L’assuré produit aux débats un audiogramme daté du 15 mai 2023 par le docteur [U] ainsi qu’un certificat médical daté du 3 juillet 2023 aux termes duquel le docteur [U] précise que 'l’audiométrie a été réalisé en cabine insonorisée'.
Or et ainsi que le précise le médecin conseil de la caisse, cet audiogramme, réalisé deux ans après la déclaration de maladie professionnelle du 31 mai 2021, ne pourrait permettre de procéder à une nouvelle instruction de ladite demande de maladie professionnelle, mais l’assuré pourrait, le cas échéant, déposer une nouvelle demande de reconnaissance de maladie professionnelle en produisant cet audiogramme, le médecin conseil précisant néanmoins qu’en l’état, le certificat médical du docteur [U] est incomplet et n’est pas conforme aux prescriptions du tableau n° 42 des maladies professionnelles à défaut de préciser que l’audiométrie a été réalisée avec un audiomètre calibré et après cessation d’exposition au bruit lésionnel d’au moins trois jours.
Il résulte de tout ce qui précède que le refus de prise en charge de la pathologie déclarée le 31 mai 2021 par l’assuré, sur le fondement du tableau n° 42 des maladies professionnelles est justifié et le jugement sera dès lors infirmé en toutes ses dispositions.

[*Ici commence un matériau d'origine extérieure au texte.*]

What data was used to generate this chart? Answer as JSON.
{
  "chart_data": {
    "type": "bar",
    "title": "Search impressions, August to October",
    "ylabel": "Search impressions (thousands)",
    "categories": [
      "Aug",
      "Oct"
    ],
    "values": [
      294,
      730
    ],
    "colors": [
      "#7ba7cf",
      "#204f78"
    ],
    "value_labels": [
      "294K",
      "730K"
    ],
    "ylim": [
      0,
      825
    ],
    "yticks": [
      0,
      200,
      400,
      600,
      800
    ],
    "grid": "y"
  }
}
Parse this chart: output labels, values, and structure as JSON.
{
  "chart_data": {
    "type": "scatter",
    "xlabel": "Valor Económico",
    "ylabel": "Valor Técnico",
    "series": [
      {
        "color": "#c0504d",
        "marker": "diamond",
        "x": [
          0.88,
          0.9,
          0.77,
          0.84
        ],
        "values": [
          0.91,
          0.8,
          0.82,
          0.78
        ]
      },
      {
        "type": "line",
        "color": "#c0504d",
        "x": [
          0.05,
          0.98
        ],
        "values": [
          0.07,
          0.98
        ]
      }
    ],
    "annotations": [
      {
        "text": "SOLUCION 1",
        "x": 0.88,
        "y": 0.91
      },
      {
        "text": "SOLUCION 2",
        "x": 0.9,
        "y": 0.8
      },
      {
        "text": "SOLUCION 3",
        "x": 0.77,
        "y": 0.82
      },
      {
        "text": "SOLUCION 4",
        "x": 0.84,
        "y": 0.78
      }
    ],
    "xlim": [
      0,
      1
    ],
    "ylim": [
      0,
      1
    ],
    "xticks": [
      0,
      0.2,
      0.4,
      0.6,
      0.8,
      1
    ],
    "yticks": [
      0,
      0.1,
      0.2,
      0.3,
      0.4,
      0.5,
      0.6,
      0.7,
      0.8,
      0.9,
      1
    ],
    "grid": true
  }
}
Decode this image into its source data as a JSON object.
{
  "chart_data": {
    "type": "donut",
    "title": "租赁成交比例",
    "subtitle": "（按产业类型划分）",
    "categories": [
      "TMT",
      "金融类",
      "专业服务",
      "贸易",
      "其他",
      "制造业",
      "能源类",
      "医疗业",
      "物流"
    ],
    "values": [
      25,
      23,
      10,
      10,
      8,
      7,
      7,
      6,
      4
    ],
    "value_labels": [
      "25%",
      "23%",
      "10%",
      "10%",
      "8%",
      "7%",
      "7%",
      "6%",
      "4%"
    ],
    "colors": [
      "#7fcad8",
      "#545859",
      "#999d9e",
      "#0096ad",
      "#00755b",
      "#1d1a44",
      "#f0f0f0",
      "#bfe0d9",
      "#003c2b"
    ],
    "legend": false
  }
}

Sur les dépens et l’article 700 du code de procédure civile
L’assuré, qui succombe à l’instance, sera condamné aux dépens de première instance et d’appel, et corrélativement débouté de sa demande sur le fondement de l’article 700 du code de procédure civile.
PAR CES MOTIFS
La Cour, statuant publiquement et contradictoirement, par mise à disposition au greffe :
Infirme en toutes ses dispositions le jugement rendu le 25 mars 2024 par le pôle social du tribunal judiciaire de Versailles ;
Statuant à nouveau,
Déboute M. [B] de sa demande tendant à la reconnaissance, au titre du tableau n° 42 des maladies professionnelles, de la maladie 'hypoacousie, acouphènes’ déclarée le 31 mai 2021 ;
Rejette toutes les autres et plus amples demandes des parties ;
Condamne M. [B] aux dépens exposés en première instance et en cause d’appel ;
En application de l’article 700 du code de procédure civile, déboute M. [B] de sa demande ;
Prononcé par mise à disposition de l’arrêt au greffe de la cour, les parties en ayant été préalablement avisées dans les conditions prévues au deuxième alinéa de l’article 450 du code de procédure civile.
Signé par Madame Marie-Bénédicte JACQUET, conseillère, faisant fonction de présidente, et par Madame Juliette DUPONT, greffière, à laquelle la magistrate signataire a rendu la minute.